The team of Eduardo Moreno, professor at the Institute of Cell Biology of the University of Bern, has discovered that a mechanism normally implemented during the early formation of the embryo could participate in the early phases of the development of tumors in adults.
The role of Myc gene
As part of their project, the researchers filmed under the microscope during several hours developing cells of pupae Drosophila. These genetically altered fruit flies carried a gene called Myc known for his oncogene role and it had been artificially activated.
By itself, this gene proved sufficient to induce abnormal cells to proliferate, to intrude among the healthy cells and eliminate them to take their place. The observed process is a mechanism of invasion of unexpected tissue that occurs in the first stage of development of tumor diseases.
A model applicable to most cancers
“The activation of this gene gave to the cells special mechanical properties that helped them to mingle with healthy cells, to circle them, and finally to more effectively eliminate them” says Romain Levayer, first author of the study.
“If it was known that this invasion mechanism is activated during embryonic development, when cells are reorganizing to change body shape, we have shown that they are able to use the same program to invade healthy tissue,”says group leader Eduardo Moreno.
The famous military strategy “Divide and conquer” is the formula used by researchers to describe the behavior of these aggressive cells.
Develop new strategies
The mechanism highlighted, which differs from the invasion of metastatic mechanisms observed in the later stages of tumor development, could explain how tumors associated with most types of cancer appear.
“We studied this phenomenon on pupae of fruit flies, we had chosen to model because their genes can be easily modified.

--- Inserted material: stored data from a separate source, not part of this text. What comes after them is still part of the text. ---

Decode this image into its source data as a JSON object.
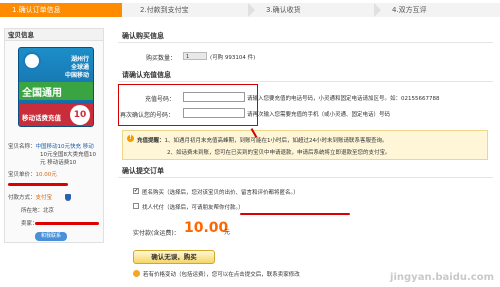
{
  "steps": [
    {
      "label": "1.确认订单信息"
    },
    {
      "label": "2.付款到支付宝"
    },
    {
      "label": "3.确认收货"
    },
    {
      "label": "4.双方互评"
    }
  ],
  "left": {
    "title": "宝贝信息",
    "card": {
      "head1": "湖州行",
      "head2": "全球通",
      "head3": "中国移动",
      "big": "全国通用",
      "foot": "移动话费充值",
      "value": "10"
    },
    "product_label": "宝贝名称：",
    "product_name_1": "中国移动10元快充 移动",
    "product_name_2": "10元全国8大类充值10",
    "product_name_3": "元 移动话费10",
    "price_label": "宝贝单价：",
    "price": "10.00元",
    "paytype_label": "付款方式：",
    "paytype": "支付宝",
    "location_label": "所在地：",
    "location": "北京",
    "seller_label": "卖家：",
    "wangwang": "和我联系"
  },
  "confirm": {
    "title": "确认购买信息",
    "qty_label": "购买数量：",
    "qty_value": "1",
    "qty_hint": "(可购 993104 件)"
  },
  "recharge": {
    "title": "请确认充值信息",
    "phone_label": "充值号码：",
    "phone_value": "",
    "phone_hint": "请输入您要充值的电话号码，小灵通和固定电话请加区号。如：02155667788",
    "confirm_label": "再次确认您的号码：",
    "confirm_value": "",
    "confirm_hint": "请再次输入您需要充值的手机（或小灵通、固定电话）号码"
  },
  "notice": {
    "icon": "!",
    "title": "充值提醒：",
    "line1": "1、如遇月初月末充值高峰期，到账可能在1小时后，如超过24小时未到账请联系客服查询。",
    "line2": "2、如话费未到账，您可在已买到的宝贝中申请退款，申请后系统将立即退款至您的支付宝。"
  },
  "submit": {
    "title": "确认提交订单",
    "anon_label": "匿名购买（选择后，您对该宝贝的出价、留言和评价都将匿名。）",
    "anon_checked": "✔",
    "proxy_label": "找人代付（选择后，可请朋友帮你付款。）",
    "proxy_checked": "",
    "pay_label": "实付款(含运费)：",
    "pay_amount": "10.00",
    "pay_unit": "元",
    "button": "确认无误，购买",
    "tip": "若有价格变动（包括运费），您可以在点击提交后，联系卖家修改"
  },
  "watermark": "jingyan.baidu.com",
  "colors": {
    "accent": "#ff8c00",
    "price": "#ff6600",
    "highlight": "#d40000"
  }
}
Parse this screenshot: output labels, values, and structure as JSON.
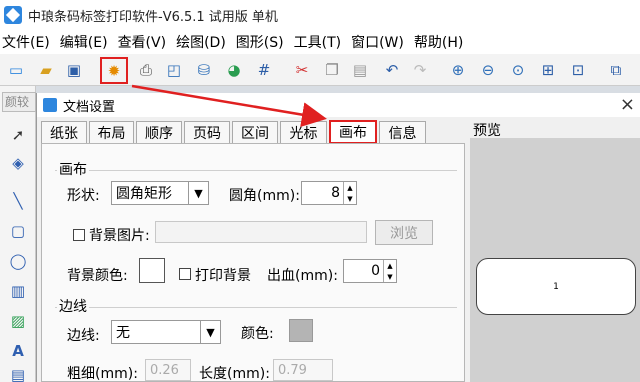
{
  "app": {
    "title": "中琅条码标签打印软件-V6.5.1 试用版 单机"
  },
  "menu": [
    "文件(E)",
    "编辑(E)",
    "查看(V)",
    "绘图(D)",
    "图形(S)",
    "工具(T)",
    "窗口(W)",
    "帮助(H)"
  ],
  "sidebar_ghost": "颜较",
  "dialog": {
    "title": "文档设置",
    "close": "×",
    "tabs": [
      "纸张",
      "布局",
      "顺序",
      "页码",
      "区间",
      "光标",
      "画布",
      "信息"
    ],
    "active_tab": "画布",
    "canvas_group": "画布",
    "shape_label": "形状:",
    "shape_value": "圆角矩形",
    "corner_label": "圆角(mm):",
    "corner_value": "8",
    "bg_image_label": "背景图片:",
    "browse_label": "浏览",
    "bg_color_label": "背景颜色:",
    "print_bg_label": "打印背景",
    "bleed_label": "出血(mm):",
    "bleed_value": "0",
    "border_group": "边线",
    "border_label": "边线:",
    "border_value": "无",
    "color_label": "颜色:",
    "thickness_label": "粗细(mm):",
    "thickness_value": "0.26",
    "length_label": "长度(mm):",
    "length_value": "0.79",
    "preview_label": "预览",
    "preview_page_number": "1"
  },
  "colors": {
    "highlight": "#e02020",
    "accent": "#2e86de",
    "border_color_swatch": "#b4b4b4"
  }
}
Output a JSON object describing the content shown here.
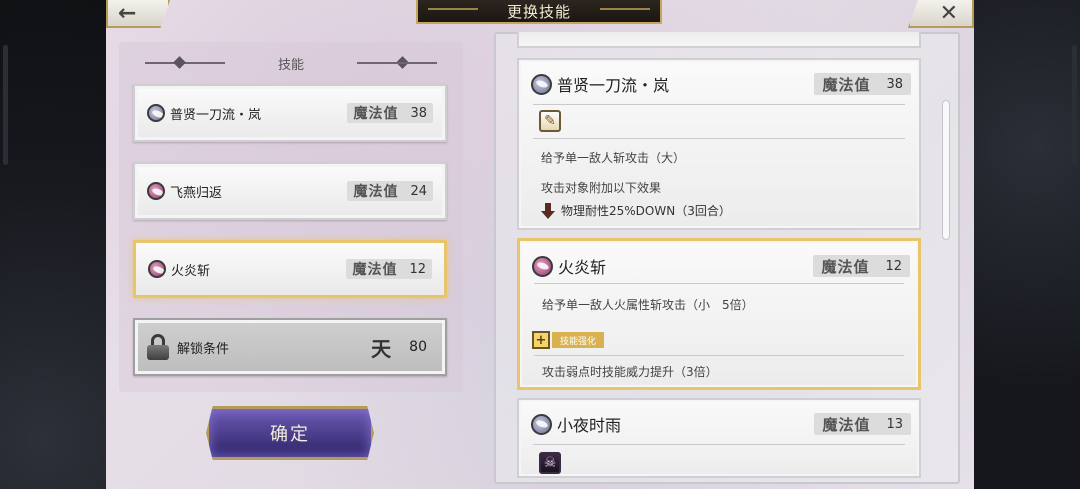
{
  "header": {
    "title": "更换技能",
    "back_icon": "←",
    "close_icon": "✕"
  },
  "left": {
    "section_title": "技能",
    "slots": [
      {
        "name": "普贤一刀流・岚",
        "mp_label": "魔法值",
        "mp": "38",
        "orb": "blue"
      },
      {
        "name": "飞燕归返",
        "mp_label": "魔法值",
        "mp": "24",
        "orb": "pink"
      },
      {
        "name": "火炎斩",
        "mp_label": "魔法值",
        "mp": "12",
        "orb": "pink"
      }
    ],
    "locked": {
      "label": "解锁条件",
      "rank_glyph": "天",
      "value": "80"
    },
    "confirm_label": "确定"
  },
  "right": {
    "cards": [
      {
        "title": "普贤一刀流・岚",
        "mp_label": "魔法值",
        "mp": "38",
        "orb": "blue",
        "type_icon": "sword-icon",
        "type_glyph": "✎",
        "desc1": "给予单一敌人斩攻击（大）",
        "desc2": "攻击对象附加以下效果",
        "debuff": "物理耐性25%DOWN（3回合）"
      },
      {
        "title": "火炎斩",
        "mp_label": "魔法值",
        "mp": "12",
        "orb": "pink",
        "desc1": "给予单一敌人火属性斩攻击（小　5倍）",
        "enhance_plus": "+",
        "enhance_tag": "技能强化",
        "enhance_desc": "攻击弱点时技能威力提升（3倍）"
      },
      {
        "title": "小夜时雨",
        "mp_label": "魔法值",
        "mp": "13",
        "orb": "blue",
        "type_icon": "skull-icon",
        "type_glyph": "☠"
      }
    ]
  },
  "colors": {
    "gold_border": "#e8c46b",
    "confirm_purple": "#4a3c8f",
    "title_plate": "#1f1a15"
  }
}
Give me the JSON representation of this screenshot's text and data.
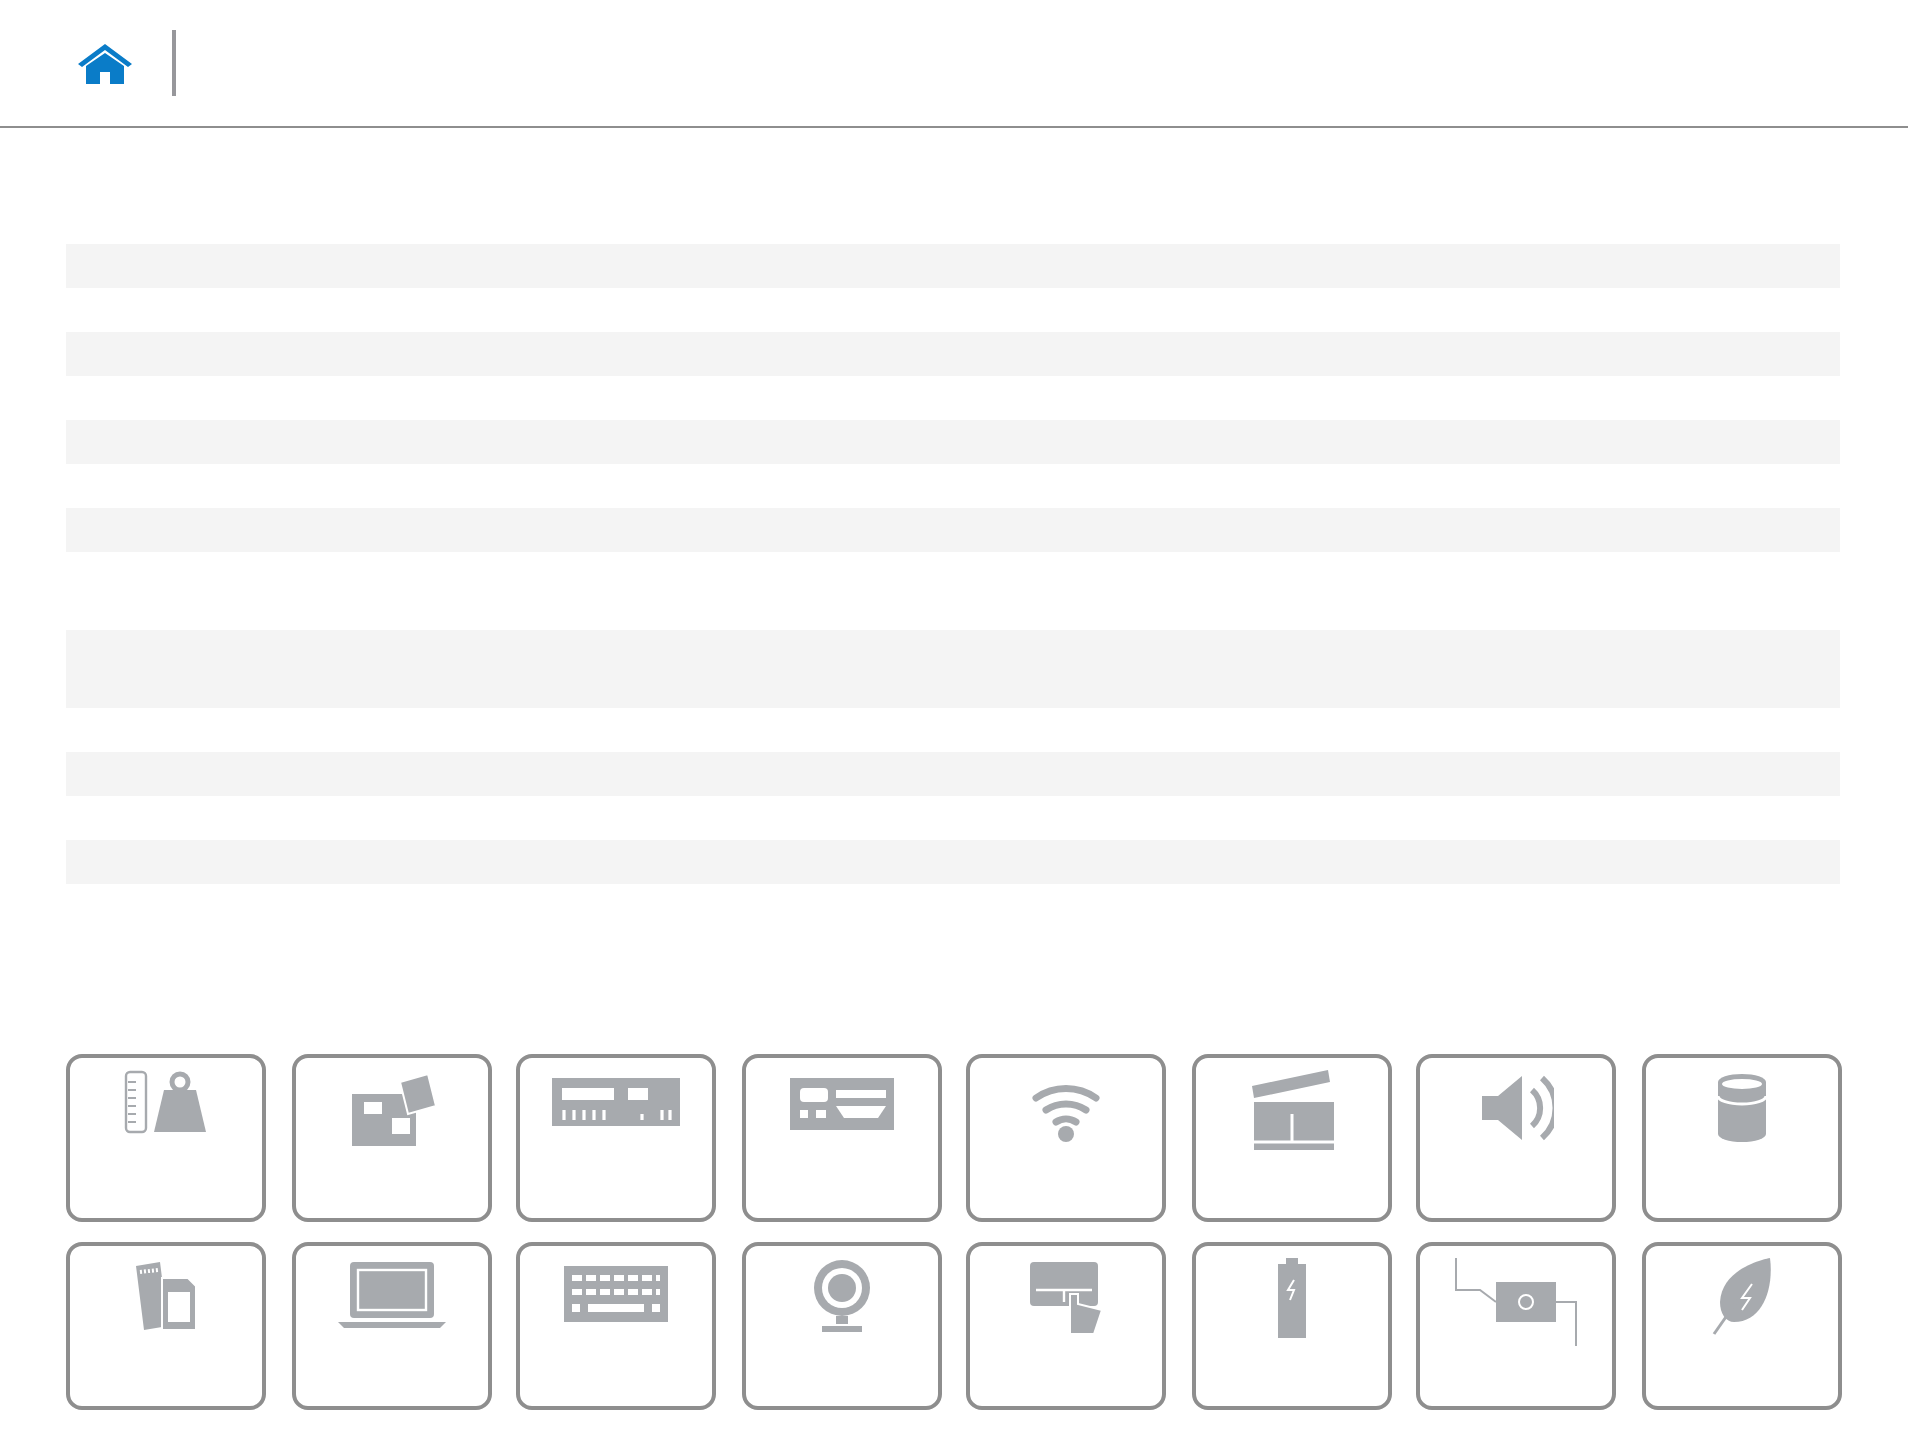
{
  "table": {
    "rows": [
      {
        "kind": "single"
      },
      {
        "kind": "single"
      },
      {
        "kind": "single"
      },
      {
        "kind": "single"
      },
      {
        "kind": "single"
      },
      {
        "kind": "single"
      },
      {
        "kind": "single"
      },
      {
        "kind": "double"
      },
      {
        "kind": "double"
      },
      {
        "kind": "single"
      },
      {
        "kind": "single"
      },
      {
        "kind": "single"
      },
      {
        "kind": "single"
      }
    ]
  },
  "tiles": [
    {
      "kind": "weight"
    },
    {
      "kind": "board"
    },
    {
      "kind": "panel"
    },
    {
      "kind": "ports"
    },
    {
      "kind": "wifi"
    },
    {
      "kind": "clapper"
    },
    {
      "kind": "speaker"
    },
    {
      "kind": "cylinder"
    },
    {
      "kind": "card"
    },
    {
      "kind": "laptop"
    },
    {
      "kind": "keyboard"
    },
    {
      "kind": "webcam"
    },
    {
      "kind": "touchpad"
    },
    {
      "kind": "battery"
    },
    {
      "kind": "adapter"
    },
    {
      "kind": "leaf"
    }
  ]
}
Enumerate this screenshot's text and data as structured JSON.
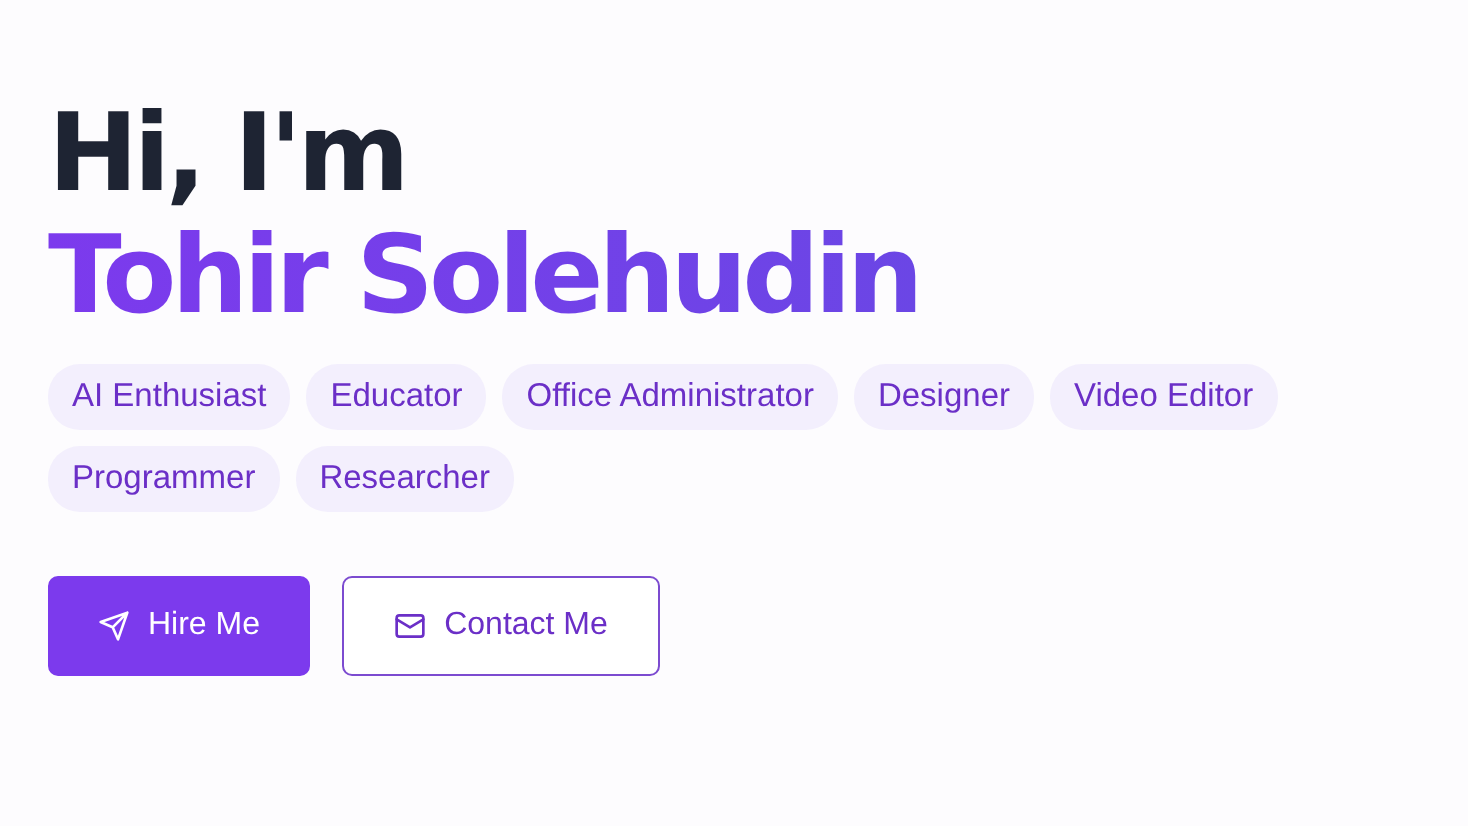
{
  "greeting": "Hi, I'm",
  "name": "Tohir Solehudin",
  "tags": [
    "AI Enthusiast",
    "Educator",
    "Office Administrator",
    "Designer",
    "Video Editor",
    "Programmer",
    "Researcher"
  ],
  "buttons": [
    {
      "label": "Hire Me",
      "kind": "primary"
    },
    {
      "label": "Contact Me",
      "kind": "outline"
    }
  ]
}
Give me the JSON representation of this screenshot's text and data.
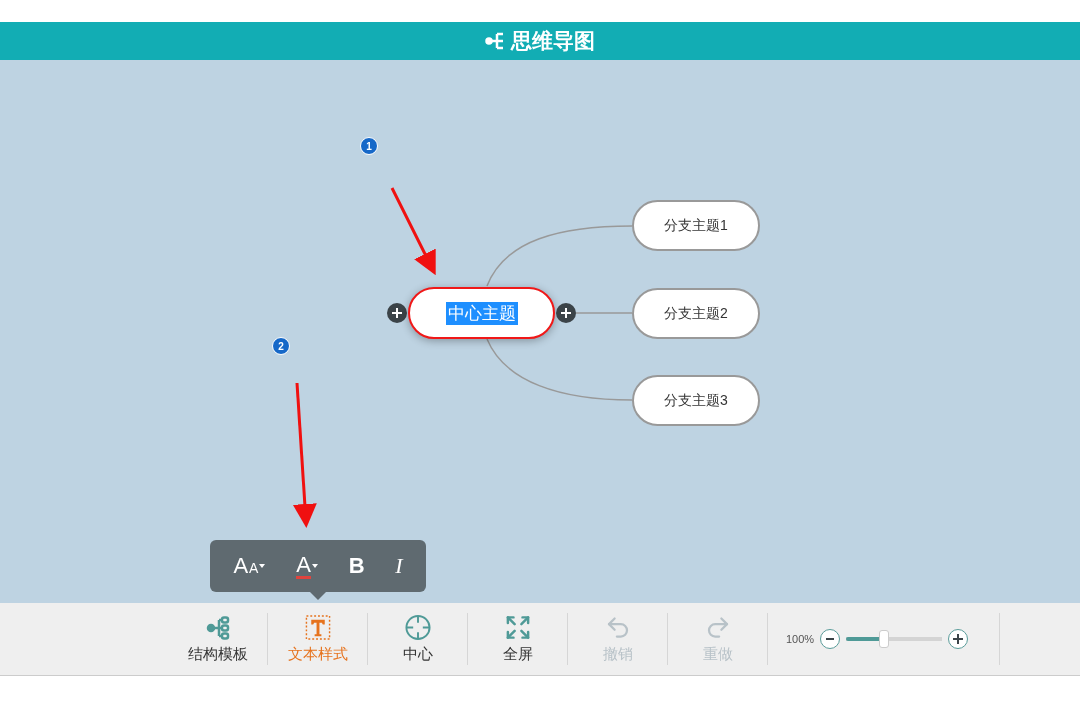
{
  "header": {
    "title": "思维导图"
  },
  "map": {
    "center": {
      "text": "中心主题",
      "selected": true,
      "text_selected": true
    },
    "branches": [
      {
        "text": "分支主题1"
      },
      {
        "text": "分支主题2"
      },
      {
        "text": "分支主题3"
      }
    ],
    "annotations": [
      {
        "number": "1"
      },
      {
        "number": "2"
      }
    ]
  },
  "format_popup": {
    "buttons": [
      {
        "kind": "size",
        "text": "A",
        "small": "A"
      },
      {
        "kind": "color",
        "text": "A",
        "color": "#e0443e"
      },
      {
        "kind": "bold",
        "text": "B"
      },
      {
        "kind": "italic",
        "text": "I"
      }
    ]
  },
  "toolbar": {
    "items": [
      {
        "kind": "structure",
        "label": "结构模板",
        "selected": false,
        "disabled": false
      },
      {
        "kind": "text",
        "label": "文本样式",
        "selected": true,
        "disabled": false
      },
      {
        "kind": "center",
        "label": "中心",
        "selected": false,
        "disabled": false
      },
      {
        "kind": "fullscreen",
        "label": "全屏",
        "selected": false,
        "disabled": false
      },
      {
        "kind": "undo",
        "label": "撤销",
        "selected": false,
        "disabled": true
      },
      {
        "kind": "redo",
        "label": "重做",
        "selected": false,
        "disabled": true
      }
    ],
    "zoom": {
      "label": "100%",
      "level": 0.39
    }
  }
}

Since pupae do not move and they are transparent, it is also easy to observe under the microscope “continues Eduardo Moreno.
Nearly 90 percent of cancers are formed in epithelial tissues similar to those filmed in pupae: colon, skin and mammary glands. The deregulated Myc gene is that which is most often found in tumors. This newly identified mechanism could therefore apply to the majority of cancers and help scientists to develop new strategies to prevent tumors from their training, before the tissues have substantially damaged.